A few more details and we can fill you in ...


----------



## pugnax (Jun 21, 2001)

terpfan said:


> i was thinking about ordering these rod and reel from England. has anyone tried these rod and reel?? i wondering if it is worth the price.


my fishing/casting fella owns one, 13'4'',tournamentX.
good rod indeed if:
you like soft tip rod *and *you are a regular 175gr/750 ft plus caster.
my m8 did not use that rod for fishing; he uses powerful fishing rod like Daiwa AWB,Century Tornado Sport.
TournamentX is , in his and mine opinion, too much timing critical to use it with satisfaction on the beach; very fast action rod, not very confortable when your feet are on the sand and baits are on the hooks


----------



## idpearl (Feb 22, 2006)

If money's not much of a blocking point, might I suggest either a Century Tip Tornado Super Match or a Zziplex Primo Synchro as the rod and if you want a really nice reel, the Shimano Trinidad TN14. 
The Century is the nicest rod I've fished with so far, though I have just ordered a Zziplex Primo Synchro as I want to develop my casting, but still be able to use it for fishing. The Trinidad I used felt far superior to any of my reels and I have a SL20SH, SL30SH, Penn 525 Mag, Abu 6500CT Sports Mag and Abu 6500CT Mag Elite!

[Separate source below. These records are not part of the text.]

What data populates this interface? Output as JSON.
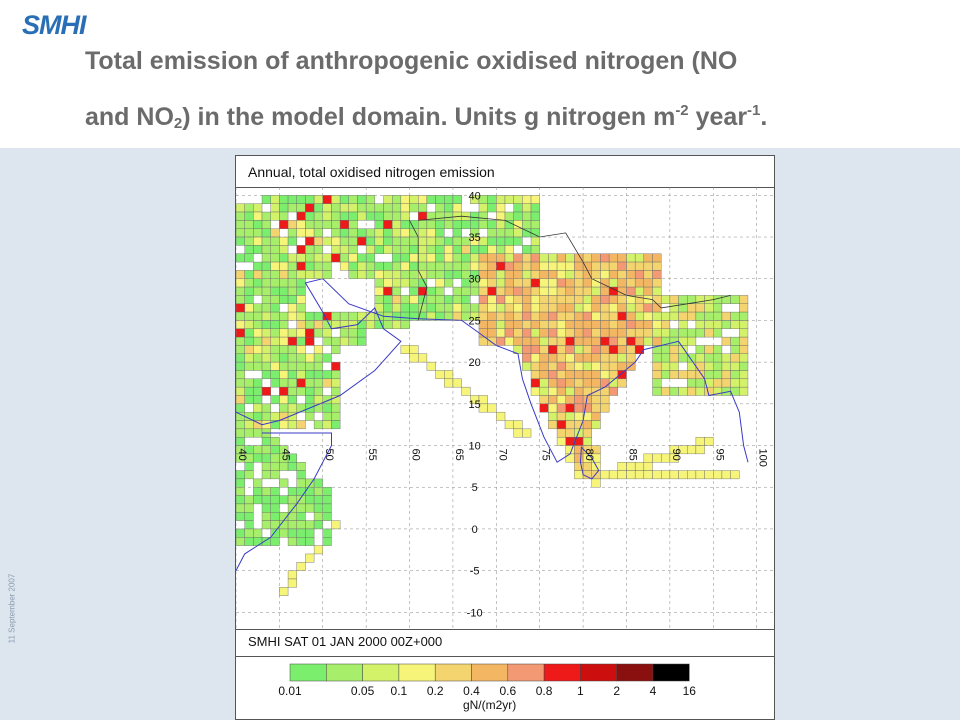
{
  "header": {
    "logo": "SMHI",
    "title_parts": {
      "line1": "Total emission of anthropogenic oxidised nitrogen (NO",
      "line2a": "and NO",
      "sub2": "2",
      "line2b": ") in the model domain. Units g nitrogen m",
      "sup_a": "-2",
      "line2c": " year",
      "sup_b": "-1",
      "line2d": "."
    }
  },
  "sidebar": {
    "date": "11 September 2007"
  },
  "figure": {
    "title": "Annual, total oxidised nitrogen emission",
    "footer": "SMHI SAT 01 JAN 2000 00Z+000"
  },
  "map_data": {
    "lon_labels": [
      "40",
      "45",
      "50",
      "55",
      "60",
      "65",
      "70",
      "75",
      "80",
      "85",
      "90",
      "95",
      "100"
    ],
    "lat_labels": [
      "40",
      "35",
      "30",
      "25",
      "20",
      "15",
      "10",
      "5",
      "0",
      "-5",
      "-10"
    ],
    "lon_range": [
      40,
      102
    ],
    "lat_range": [
      -12,
      41
    ]
  },
  "legend": {
    "labels": [
      "0.01",
      "0.05",
      "0.1",
      "0.2",
      "0.4",
      "0.6",
      "0.8",
      "1",
      "2",
      "4",
      "16"
    ],
    "colors": [
      "#7cee6e",
      "#a7ee6a",
      "#d3f26a",
      "#f6f57a",
      "#f4d46f",
      "#f3b764",
      "#f39a74",
      "#ee1a1a",
      "#cc0e0e",
      "#8a0f0f",
      "#000000"
    ],
    "unit": "gN/(m2yr)"
  }
}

It just feels so solid, is beautifully made and has a wonderful sound in the cast.


----------



## terpfan (May 30, 2002)

thanks for the advice. it seems like it is not a good rod for fishing. i guess i will take a look at zziplex rods. thanks again for the advice.


----------



## kingfish (Feb 28, 2004)

idpearl said:


> If money's not much of a blocking point, might I suggest either a Century Tip Tornado Super Match or a Zziplex Primo Synchro as the rod and if you want a really nice reel, the Shimano Trinidad TN14.
> The Century is the nicest rod I've fished with so far, though I have just ordered a Zziplex Primo Synchro as I want to develop my casting, but still be able to use it for fishing. The Trinidad I used felt far superior to any of my reels and I have a SL20SH, SL30SH, Penn 525 Mag, Abu 6500CT Sports Mag and Abu 6500CT Mag Elite! It just feels so solid, is beautifully made and has a wonderful sound in the cast.


That shimano is compaired to some mighty good casting reels, are you comparing it on a casting basis?


----------



## idpearl (Feb 22, 2006)

Kingfish,

As the thread was mainly toward fishing, I am referring to the reel for fishing. That being said, I found the reel to cast well and very smooth. Superb retrieval and lever adjustable drag. Never heard of one being used for distance casting, whether that is because of the price or mechanics, I am not sure.


----------